Он оказался глупцом, и весь Петербург смеялся над ним. Он следовал за ней. всюду как щенок; всем было видно, как он ее обожает. Она публично отвергла его домогательства, устроив пышную свадьбу с Алексеем Голицыным. А потом эта супружеская пара со снисходительной добротой стала о нем заботиться. Алексей, мягкосердечный глупец, предложил ему свою дружбу, пригласил запросто бывать в их доме, проявив обидное сострадание победителя. Софья улыбалась ему, приглашала в свой салон и оставалась недоступной как Богородица.
Его ревность к Алексею Голицыну превратилась в настоящую ненависть. Ненависть разрасталась подобно многоглавому чудовищу одновременно с вожделением к Софье Ивановне, которое становилось уже просто невыносимым. В ненависти он находил утешение для уязвленного самолюбия, в своей одержимости обладать ею – искупление за отвергнутую любовь. Он с улыбкой играл роль смирившегося с поражением обаятельного, беззаботного друга семьи и терпеливо ждал своего часа. Беременность Софьи, это откровенное доказательство того, что она дарит наслаждение другому мужчине, Павел воспринял как нож в сердце. А они были так счастливы, так нежны друг с другом, поздравляя себя с этим событием, словно до них никто не рожал детей вовсе.
Прогуливаясь по анфиладе, он опять ощутил приступ застарелой злобы и ревности. Каждый раз, когда ему доводилось видеть ее округлившийся живот под свободными платьями в русском стиле, который снова ввела в моду Екатерина, дикие картины рисовались в его воображении. От них начинало колотиться сердце и потели ладони.

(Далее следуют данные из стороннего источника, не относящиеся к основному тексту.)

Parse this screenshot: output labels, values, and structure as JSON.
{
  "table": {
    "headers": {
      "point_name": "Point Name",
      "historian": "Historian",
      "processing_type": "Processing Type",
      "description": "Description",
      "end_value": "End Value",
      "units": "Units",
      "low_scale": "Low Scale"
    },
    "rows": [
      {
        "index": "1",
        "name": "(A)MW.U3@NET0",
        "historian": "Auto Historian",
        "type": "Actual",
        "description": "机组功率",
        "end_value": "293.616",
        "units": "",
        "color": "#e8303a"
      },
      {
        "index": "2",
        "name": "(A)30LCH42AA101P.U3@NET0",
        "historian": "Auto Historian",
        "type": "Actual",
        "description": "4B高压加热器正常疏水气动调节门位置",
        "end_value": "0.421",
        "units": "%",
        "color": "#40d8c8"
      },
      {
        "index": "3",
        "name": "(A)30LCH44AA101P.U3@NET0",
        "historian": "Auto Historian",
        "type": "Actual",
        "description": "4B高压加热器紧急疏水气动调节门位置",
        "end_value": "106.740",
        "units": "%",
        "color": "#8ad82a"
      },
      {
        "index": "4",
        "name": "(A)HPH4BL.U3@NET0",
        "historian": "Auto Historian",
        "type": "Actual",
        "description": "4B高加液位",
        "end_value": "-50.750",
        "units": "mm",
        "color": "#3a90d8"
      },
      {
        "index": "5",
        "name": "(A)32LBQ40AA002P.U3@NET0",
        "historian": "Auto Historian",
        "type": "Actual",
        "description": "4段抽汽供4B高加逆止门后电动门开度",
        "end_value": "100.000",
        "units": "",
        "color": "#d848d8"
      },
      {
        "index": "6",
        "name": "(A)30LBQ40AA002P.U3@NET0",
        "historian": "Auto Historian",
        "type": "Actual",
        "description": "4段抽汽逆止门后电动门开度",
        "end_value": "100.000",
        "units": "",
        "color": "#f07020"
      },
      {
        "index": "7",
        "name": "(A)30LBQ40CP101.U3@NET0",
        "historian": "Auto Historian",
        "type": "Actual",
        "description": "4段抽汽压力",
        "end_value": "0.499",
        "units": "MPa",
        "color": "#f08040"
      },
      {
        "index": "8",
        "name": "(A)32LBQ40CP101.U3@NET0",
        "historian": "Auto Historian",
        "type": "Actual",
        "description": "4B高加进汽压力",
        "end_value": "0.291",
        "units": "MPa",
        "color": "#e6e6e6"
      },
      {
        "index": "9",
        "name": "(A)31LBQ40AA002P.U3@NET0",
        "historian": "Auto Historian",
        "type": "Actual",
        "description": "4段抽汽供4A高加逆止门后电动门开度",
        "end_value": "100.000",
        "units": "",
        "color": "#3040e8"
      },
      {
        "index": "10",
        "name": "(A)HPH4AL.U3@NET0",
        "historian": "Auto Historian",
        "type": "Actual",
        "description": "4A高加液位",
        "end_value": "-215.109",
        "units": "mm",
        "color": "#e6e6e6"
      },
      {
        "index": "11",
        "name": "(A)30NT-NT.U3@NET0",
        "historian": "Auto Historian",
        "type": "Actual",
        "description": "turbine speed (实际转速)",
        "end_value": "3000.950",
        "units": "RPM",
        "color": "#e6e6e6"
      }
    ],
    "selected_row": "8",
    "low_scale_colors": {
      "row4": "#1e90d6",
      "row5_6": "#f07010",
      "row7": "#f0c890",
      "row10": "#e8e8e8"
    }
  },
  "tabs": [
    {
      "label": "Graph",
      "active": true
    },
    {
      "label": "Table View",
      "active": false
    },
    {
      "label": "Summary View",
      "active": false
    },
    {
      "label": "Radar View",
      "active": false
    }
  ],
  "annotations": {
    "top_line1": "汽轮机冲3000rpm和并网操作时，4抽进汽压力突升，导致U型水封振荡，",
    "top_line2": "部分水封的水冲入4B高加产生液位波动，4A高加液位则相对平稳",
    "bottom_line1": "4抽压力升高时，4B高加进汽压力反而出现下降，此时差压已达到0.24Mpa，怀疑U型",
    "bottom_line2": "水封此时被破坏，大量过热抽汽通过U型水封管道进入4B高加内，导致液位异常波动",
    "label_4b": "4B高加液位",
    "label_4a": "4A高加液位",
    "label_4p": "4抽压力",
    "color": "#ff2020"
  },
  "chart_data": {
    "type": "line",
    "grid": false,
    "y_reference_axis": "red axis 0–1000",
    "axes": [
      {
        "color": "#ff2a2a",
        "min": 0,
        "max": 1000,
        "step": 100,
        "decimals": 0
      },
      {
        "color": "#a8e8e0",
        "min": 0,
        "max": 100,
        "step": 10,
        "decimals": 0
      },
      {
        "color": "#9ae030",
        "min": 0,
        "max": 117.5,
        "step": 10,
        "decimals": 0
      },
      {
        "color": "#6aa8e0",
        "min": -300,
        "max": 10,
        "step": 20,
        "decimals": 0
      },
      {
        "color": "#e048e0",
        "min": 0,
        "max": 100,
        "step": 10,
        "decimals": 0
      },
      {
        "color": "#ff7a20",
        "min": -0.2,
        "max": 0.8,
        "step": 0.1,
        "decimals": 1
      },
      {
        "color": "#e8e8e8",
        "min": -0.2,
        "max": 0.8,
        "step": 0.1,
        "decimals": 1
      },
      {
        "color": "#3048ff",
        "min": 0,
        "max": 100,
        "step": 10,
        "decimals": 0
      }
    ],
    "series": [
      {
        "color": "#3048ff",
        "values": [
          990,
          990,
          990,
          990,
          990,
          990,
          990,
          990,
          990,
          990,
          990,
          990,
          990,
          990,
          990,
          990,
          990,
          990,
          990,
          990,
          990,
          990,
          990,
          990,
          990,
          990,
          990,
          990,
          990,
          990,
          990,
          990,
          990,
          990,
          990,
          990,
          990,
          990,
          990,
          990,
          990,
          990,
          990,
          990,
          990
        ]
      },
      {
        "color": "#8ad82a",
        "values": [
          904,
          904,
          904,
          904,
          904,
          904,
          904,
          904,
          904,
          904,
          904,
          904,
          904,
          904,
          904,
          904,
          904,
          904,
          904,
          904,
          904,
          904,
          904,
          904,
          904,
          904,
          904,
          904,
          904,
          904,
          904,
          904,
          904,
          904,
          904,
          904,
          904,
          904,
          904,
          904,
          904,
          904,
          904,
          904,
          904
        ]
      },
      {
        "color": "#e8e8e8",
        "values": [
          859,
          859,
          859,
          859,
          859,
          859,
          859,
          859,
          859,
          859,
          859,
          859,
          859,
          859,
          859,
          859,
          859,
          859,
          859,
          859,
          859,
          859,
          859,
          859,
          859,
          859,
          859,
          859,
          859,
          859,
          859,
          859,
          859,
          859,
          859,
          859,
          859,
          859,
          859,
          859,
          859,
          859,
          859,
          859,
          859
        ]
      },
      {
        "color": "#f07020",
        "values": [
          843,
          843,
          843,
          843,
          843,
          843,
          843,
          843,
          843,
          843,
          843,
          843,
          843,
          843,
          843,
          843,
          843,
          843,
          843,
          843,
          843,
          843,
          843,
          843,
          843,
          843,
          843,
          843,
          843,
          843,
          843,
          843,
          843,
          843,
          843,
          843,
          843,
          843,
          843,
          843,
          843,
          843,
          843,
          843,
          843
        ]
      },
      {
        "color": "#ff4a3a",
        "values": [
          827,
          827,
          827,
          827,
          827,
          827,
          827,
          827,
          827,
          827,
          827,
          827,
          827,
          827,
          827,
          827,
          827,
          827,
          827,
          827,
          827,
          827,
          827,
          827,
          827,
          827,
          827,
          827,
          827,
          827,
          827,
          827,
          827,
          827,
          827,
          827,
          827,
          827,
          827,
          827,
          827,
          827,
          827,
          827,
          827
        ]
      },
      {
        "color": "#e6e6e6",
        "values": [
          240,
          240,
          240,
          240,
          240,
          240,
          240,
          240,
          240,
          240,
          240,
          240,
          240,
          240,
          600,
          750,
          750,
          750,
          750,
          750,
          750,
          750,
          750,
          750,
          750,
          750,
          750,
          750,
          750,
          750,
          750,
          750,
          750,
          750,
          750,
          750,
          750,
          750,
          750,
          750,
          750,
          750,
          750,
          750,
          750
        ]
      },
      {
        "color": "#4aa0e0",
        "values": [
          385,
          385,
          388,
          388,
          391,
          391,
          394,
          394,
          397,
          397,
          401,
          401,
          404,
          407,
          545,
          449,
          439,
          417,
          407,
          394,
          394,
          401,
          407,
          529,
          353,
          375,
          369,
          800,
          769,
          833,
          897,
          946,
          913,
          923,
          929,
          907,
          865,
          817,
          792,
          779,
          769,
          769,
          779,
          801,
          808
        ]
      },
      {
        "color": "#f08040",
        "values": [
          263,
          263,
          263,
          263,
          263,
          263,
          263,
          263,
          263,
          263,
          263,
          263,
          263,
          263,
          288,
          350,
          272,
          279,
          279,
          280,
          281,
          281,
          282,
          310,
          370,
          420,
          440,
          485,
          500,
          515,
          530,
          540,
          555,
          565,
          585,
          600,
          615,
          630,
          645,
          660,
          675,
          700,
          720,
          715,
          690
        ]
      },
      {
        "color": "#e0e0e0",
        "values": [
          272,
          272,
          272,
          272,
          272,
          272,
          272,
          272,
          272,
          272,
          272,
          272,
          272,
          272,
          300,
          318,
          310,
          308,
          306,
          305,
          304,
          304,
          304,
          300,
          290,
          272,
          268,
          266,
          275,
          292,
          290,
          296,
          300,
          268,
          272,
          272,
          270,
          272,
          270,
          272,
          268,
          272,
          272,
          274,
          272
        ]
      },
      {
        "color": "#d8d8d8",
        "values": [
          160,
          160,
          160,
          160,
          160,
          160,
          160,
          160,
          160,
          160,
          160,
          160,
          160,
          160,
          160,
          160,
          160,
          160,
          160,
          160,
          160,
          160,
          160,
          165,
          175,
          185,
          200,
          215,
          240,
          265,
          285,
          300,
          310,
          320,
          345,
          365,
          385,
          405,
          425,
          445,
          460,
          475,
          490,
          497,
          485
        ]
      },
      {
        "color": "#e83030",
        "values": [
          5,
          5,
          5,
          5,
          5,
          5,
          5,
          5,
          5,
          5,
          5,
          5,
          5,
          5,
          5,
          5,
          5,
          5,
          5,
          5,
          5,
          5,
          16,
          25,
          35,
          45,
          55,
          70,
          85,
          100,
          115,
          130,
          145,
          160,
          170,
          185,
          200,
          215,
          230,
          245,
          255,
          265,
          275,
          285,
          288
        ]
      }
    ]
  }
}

Потом возникло то самое нелепое дело Узника номер один. В 1741 году Елизавета, дочь Петра Великого, воспользовалась возникшим в России недовольством германским влиянием, вызванным правлением Анны Брауншвейгской, которая правила страной при малолетнем сыне, императоре Иоанне VI. Елизавета устроила переворот и объявила императрицей себя. Мать и дитя были брошены в темницу. С тех пор малолетний свергнутый царь и стал Узником номер один. Юноша, не видевший солнечного света, не получивший никакого образования, вырос душевнобольным, но само его существование представляло серьезную угрозу последующим властителям империи, чье право на престол могло быть оспорено тем, кто был незаконно отстранен от него. Этот вопрос беспокоил и Елизавету, и пришедшего вслед за ней Петра III, чье императорство оказалось недолгим. Теперь и Екатерина, свергнувшая своего мужа Петра III и закрывшая глаза на его убийство, не могла не ощущать тревоги и возможной опасности, исходящей от Узника номер один.
Только после его смерти императрица могла бы почувствовать себя относительно спокойно, но для той, чей муж совсем недавно нашел свою мучительную гибель, полностью соответствующую ее интересам, подобный поворот событий оказался крайне невыгоден. Новоиспеченная императрица вовсе не желала, чтобы в глазах дворов и правительств всей Европы, с чьим мнением она не могла не считаться, ее репутация оказалась подмоченной. Екатерина резко и решительно подавила все слухи о том, что восстание, приведшее к смерти супруга, произошло с ее ведома; она устраивала показательные казни всех, кто хотя бы малейшим образом был замешан в этой истории… Именно тогда в салоне Голицыных и прозвучали неосторожные речи.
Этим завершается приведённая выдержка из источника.